Topher Grace’s character Dr. Peter Jarhling also had his fair share of difficult lines to memorize. “If you think Julianna was scared to say medical dialogue, imagine being me being hired to stand next to Julianna and say it,” he laughed.
But on a serious note, the story truly highlights the U.S.’s handling of the ebola threat. “This isn’t fiction, it’s a monster story, it’s a horror really. It’s not fictional,” Grace said. It takes place in 1989, so sometimes you look at the fashion and think, ‘This is so long ago.’ But in reality, Americans have dangerously allowed themselves to relax around the subject of the ebola threat. “We’ve been lulled into a sense of complacency about it,” Grace said.

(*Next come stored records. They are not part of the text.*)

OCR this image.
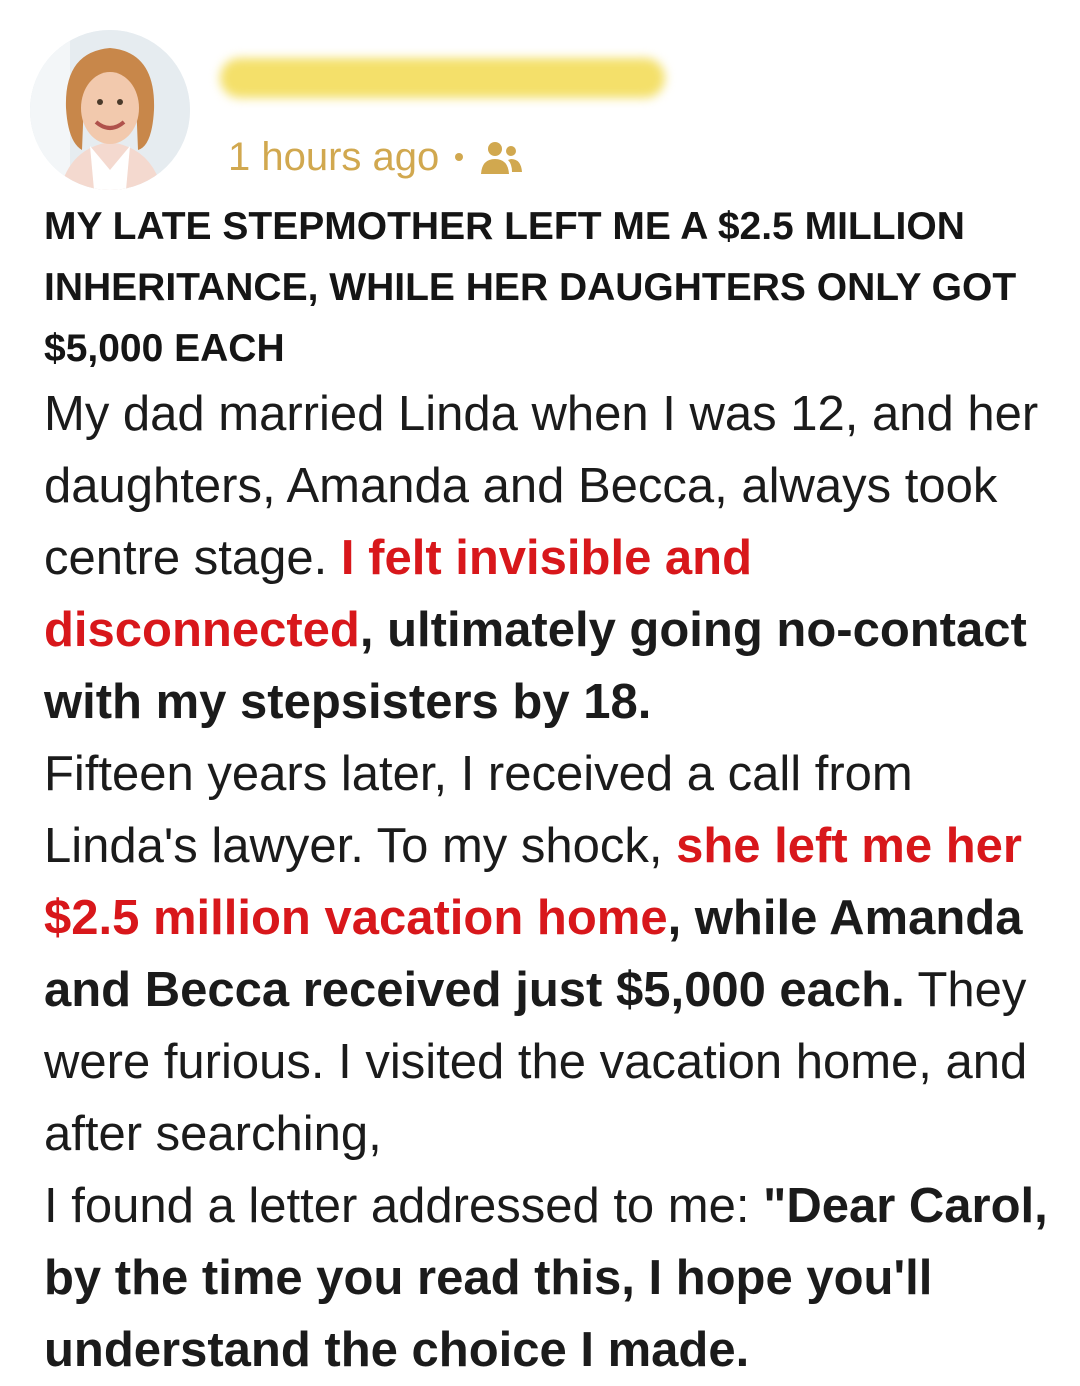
1 hours ago
MY LATE STEPMOTHER LEFT ME A $2.5 MILLION INHERITANCE, WHILE HER DAUGHTERS ONLY GOT $5,000 EACH

My dad married Linda when I was 12, and her daughters, Amanda and Becca, always took centre stage. I felt invisible and disconnected, ultimately going no-contact with my stepsisters by 18.

Fifteen years later, I received a call from Linda's lawyer. To my shock, she left me her $2.5 million vacation home, while Amanda and Becca received just $5,000 each. They were furious. I visited the vacation home, and after searching,

I found a letter addressed to me: "Dear Carol, by the time you read this, I hope you'll understand the choice I made.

“It’s a global issue,” Margulies added. “But because Africa is so far away from America we don’t think of it as ours.” She recalled a moment where Nancy and Peter are told they’ve dodged a bullet. She said, “Topher’s character says, ‘We didn’t dodge a bullet, the bullet hit us.’ And my character goes on to say—which is a testament to Kelly and Brian [Peterson]—’It’s not a matter of if it comes to U.S. soil, it’s when, because it’s already been on U.S. soil.'”
The Hot Zone will air on Memorial Day and runs for three nights in a row.